V. О самоубийстве и о высокомерии
Но надо кончить с г-ном Энпе. С ним случилось то, что бывает со многими из его «типа»: для них что ясно и что слишком скоро они могут понять, то и глупо. Ясность они гораздо наклоннее презирать, чем хвалить. Другое дело что-нибудь с завитком и с туманом: «А, мы этого не понимаем, значит, тут глубина».
Он говорит, что «рассуждение» моего самоубийцы есть лишь «бред полусумасшедшего человека» и «давно известно». Я очень наклонен думать, что «рассуждение» это стало ему «известным» лишь по прочтении моей статьи.
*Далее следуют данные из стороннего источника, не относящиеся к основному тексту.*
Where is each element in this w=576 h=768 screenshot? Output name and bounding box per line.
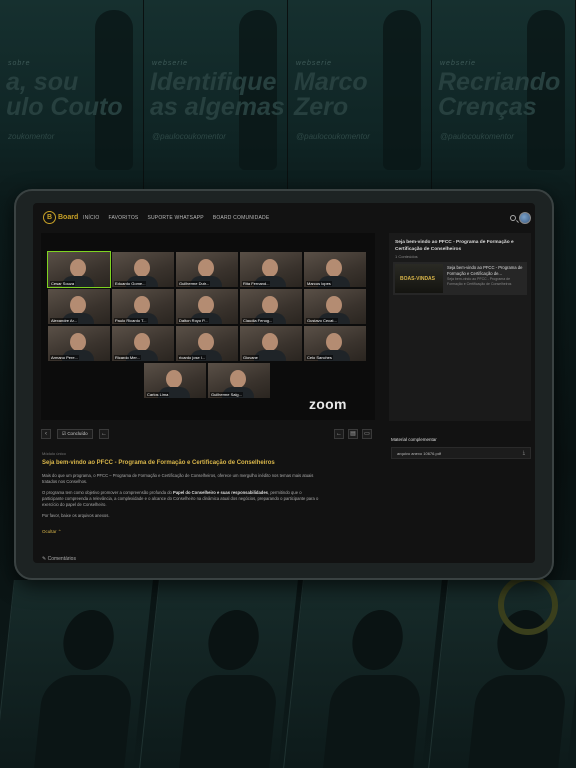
participant-tile: Armano Pere... [48,326,110,361]
decorative-ring [498,575,558,635]
comment-icon: ✎ [42,556,47,562]
poster-title: Marco Zero [294,68,368,121]
materials-title: Material complementar [391,437,437,442]
lesson-item-title: Seja bem-vindo ao PFCC - Programa de For… [447,265,523,276]
participant-tile: Carlos Lima [144,363,206,398]
back-arrow-button[interactable]: ← [99,429,109,439]
photo-panel [283,580,442,768]
search-icon[interactable] [510,215,516,221]
participant-tile: Dalton Royo P... [176,289,238,324]
download-icon[interactable]: ⤓ [523,450,525,456]
lesson-item-subtitle: Seja bem-vindo ao PFCC - Programa de For… [447,277,512,286]
participant-tile: Rita Fernand... [240,252,302,287]
chevron-up-icon: ⌃ [57,529,62,534]
poster: webserie Marco Zero @paulocoukomentor [288,0,432,200]
participant-tile: Gustavo Cecat... [304,289,366,324]
module-title: Seja bem-vindo ao PFCC - Programa de For… [395,240,514,252]
background-photos [0,580,576,768]
poster-title: Recriando Crenças [438,68,561,121]
attachment-filename: arquivo anexo 10676.pdf [397,451,442,456]
photo-panel [0,580,153,768]
photo-panel [138,580,297,768]
participant-tile: Paulo Ricardo T... [112,289,174,324]
top-nav-bar: B Board INÍCIO FAVORITOS SUPORTE WHATSAP… [33,203,535,233]
avatar[interactable] [519,212,531,224]
participant-tile: Claudia Fenog... [240,289,302,324]
nav-inicio[interactable]: INÍCIO [83,215,99,221]
mark-complete-button[interactable]: ☑ Concluído [57,429,93,439]
module-label: Módulo único [42,451,66,456]
previous-arrow-button[interactable]: ← [334,429,344,439]
lesson-thumbnail: BOAS-VINDAS [395,264,443,293]
main-nav: INÍCIO FAVORITOS SUPORTE WHATSAPP BOARD … [83,215,269,221]
toggle-description-link[interactable]: Ocultar ⌃ [42,529,62,535]
attachment-file[interactable]: arquivo anexo 10676.pdf ⤓ [391,447,531,459]
prev-lesson-button[interactable]: ‹ [41,429,51,439]
logo-text: Board [58,214,79,221]
poster-title: a, sou ulo Couto [6,68,123,121]
comment-icon[interactable]: ▭ [362,429,372,439]
participant-tile: ricardo jose l... [176,326,238,361]
lesson-description: Mais do que um programa, o PFCC – Progra… [42,473,322,524]
poster-handle: zoukomentor [8,132,55,141]
lesson-controls: ‹ ☑ Concluído ← ← ▤ ▭ [41,429,375,441]
nav-suporte-whatsapp[interactable]: SUPORTE WHATSAPP [147,215,203,221]
poster-kicker: webserie [152,60,189,67]
video-player[interactable]: Cesar Souza Eduardo Gome... Guilherme Du… [41,233,375,420]
poster-handle: @paulocoukomentor [440,132,514,141]
participant-tile: Marcos lopes [304,252,366,287]
participant-tile: Eduardo Gome... [112,252,174,287]
module-sidebar: Seja bem-vindo ao PFCC - Programa de For… [389,233,531,421]
participant-tile: Giovane [240,326,302,361]
list-icon[interactable]: ▤ [348,429,358,439]
participant-tile: Guilherme Dutr... [176,252,238,287]
comments-section-header[interactable]: ✎ Comentários [42,556,76,562]
content-count: 1 Conteúdos [395,254,418,259]
description-paragraph: O programa tem como objetivo promover a … [42,490,319,507]
participant-tile: Celo Sanches [304,326,366,361]
poster: webserie Identifique as algemas @paulocou… [144,0,288,200]
participant-tile: Alexandre Ar... [48,289,110,324]
participant-tile: Guilherme Salg... [208,363,270,398]
lesson-title: Seja bem-vindo ao PFCC - Programa de For… [42,460,275,466]
poster-handle: @paulocoukomentor [152,132,226,141]
app-screen: B Board INÍCIO FAVORITOS SUPORTE WHATSAP… [33,203,535,563]
description-paragraph: Por favor, baixe os arquivos anexos. [42,513,110,518]
lesson-list-item[interactable]: BOAS-VINDAS Seja bem-vindo ao PFCC - Pro… [393,262,527,295]
description-paragraph: Mais do que um programa, o PFCC – Progra… [42,473,314,484]
participant-tile: Cesar Souza [47,251,111,288]
poster: webserie Recriando Crenças @paulocoukomen… [432,0,576,200]
poster-title: Identifique as algemas [150,68,285,121]
background-posters: sobre a, sou ulo Couto zoukomentor webser… [0,0,576,200]
participant-tile: Ricardo Mer... [112,326,174,361]
person-silhouette [383,10,421,170]
logo-mark: B [43,211,56,224]
check-icon: ☑ [62,431,67,436]
poster-handle: @paulocoukomentor [296,132,370,141]
poster-kicker: sobre [8,60,31,67]
tablet-frame: B Board INÍCIO FAVORITOS SUPORTE WHATSAP… [14,189,554,580]
poster: sobre a, sou ulo Couto zoukomentor [0,0,144,200]
poster-kicker: webserie [296,60,333,67]
poster-kicker: webserie [440,60,477,67]
board-logo[interactable]: B Board [43,211,78,224]
nav-favoritos[interactable]: FAVORITOS [108,215,138,221]
nav-board-comunidade[interactable]: BOARD COMUNIDADE [213,215,270,221]
app-store-screenshot: sobre a, sou ulo Couto zoukomentor webser… [0,0,576,768]
zoom-logo: zoom [309,396,347,412]
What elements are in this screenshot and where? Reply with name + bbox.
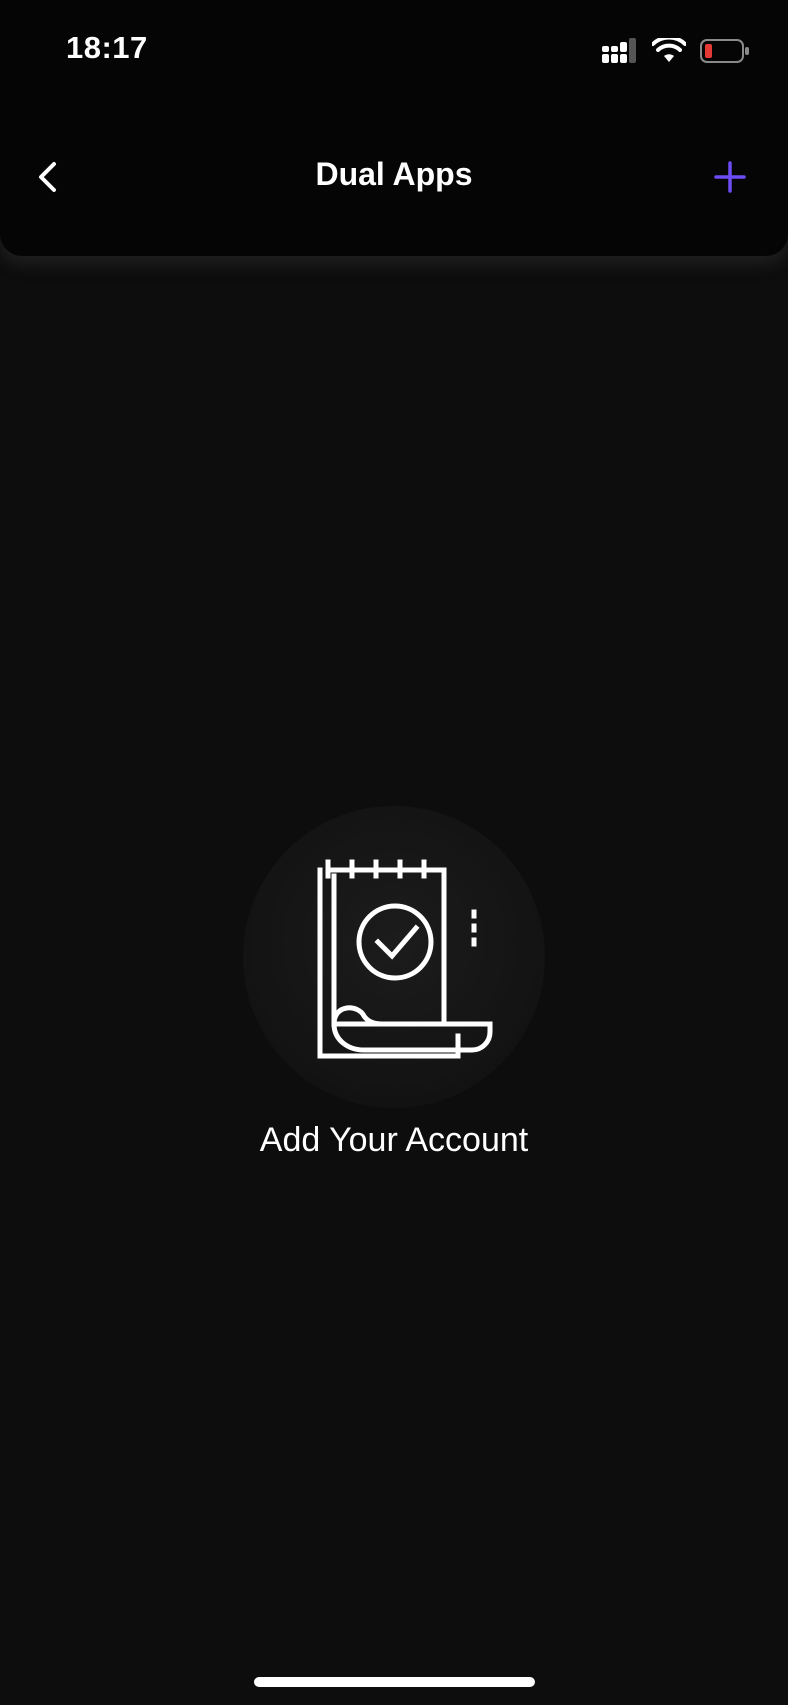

Что же касается до «бреда полусумасшедшего», то этот бред (известно ли это г-ну Энпе и всей их коллекции?) — этот бред, то есть вывод необходимости самоубийства, есть для многих, даже для слишком уже многих в Европе — как бы последнее слово науки. Я в кратких словах выразил это «последнее слово науки» ясно и популярно, но единственно чтоб его опровергнуть, — и не рассуждением, не логикой, ибо логикой оно неопровержимо (и я вызываю не только г-на Энпе, но и кого угодно опровергнуть логически этот «бред сумасшедшего»), — но верой, выводом необходимости веры в бессмертие души человеческой, выводом убеждения, что вера эта есть единственный источник живой жизни на земле — жизни, здоровья, здоровых идей и здоровых выводов и» заключений…
А в заключение нечто совсем уж комическое. В том же октябрьском № я сообщил о самоубийстве дочери эмигранта: «Она намочила вату хлороформом, обвязала себе этим лицо и легла на кровать. Так и умерла. Пред смертью написала записку: „Предпринимаю длинное путешествие. Если самоубийство не удастся, то пусть соберутся все отпраздновать мое воскресенье из мертвых с бокалами клико. А если удастся, то я прошу только, чтоб схоронили меня, вполне убедясь, что я мертвая, потому что совсем неприятно проснуться в гробу под землею. Очень даже не шикарно выйдет“».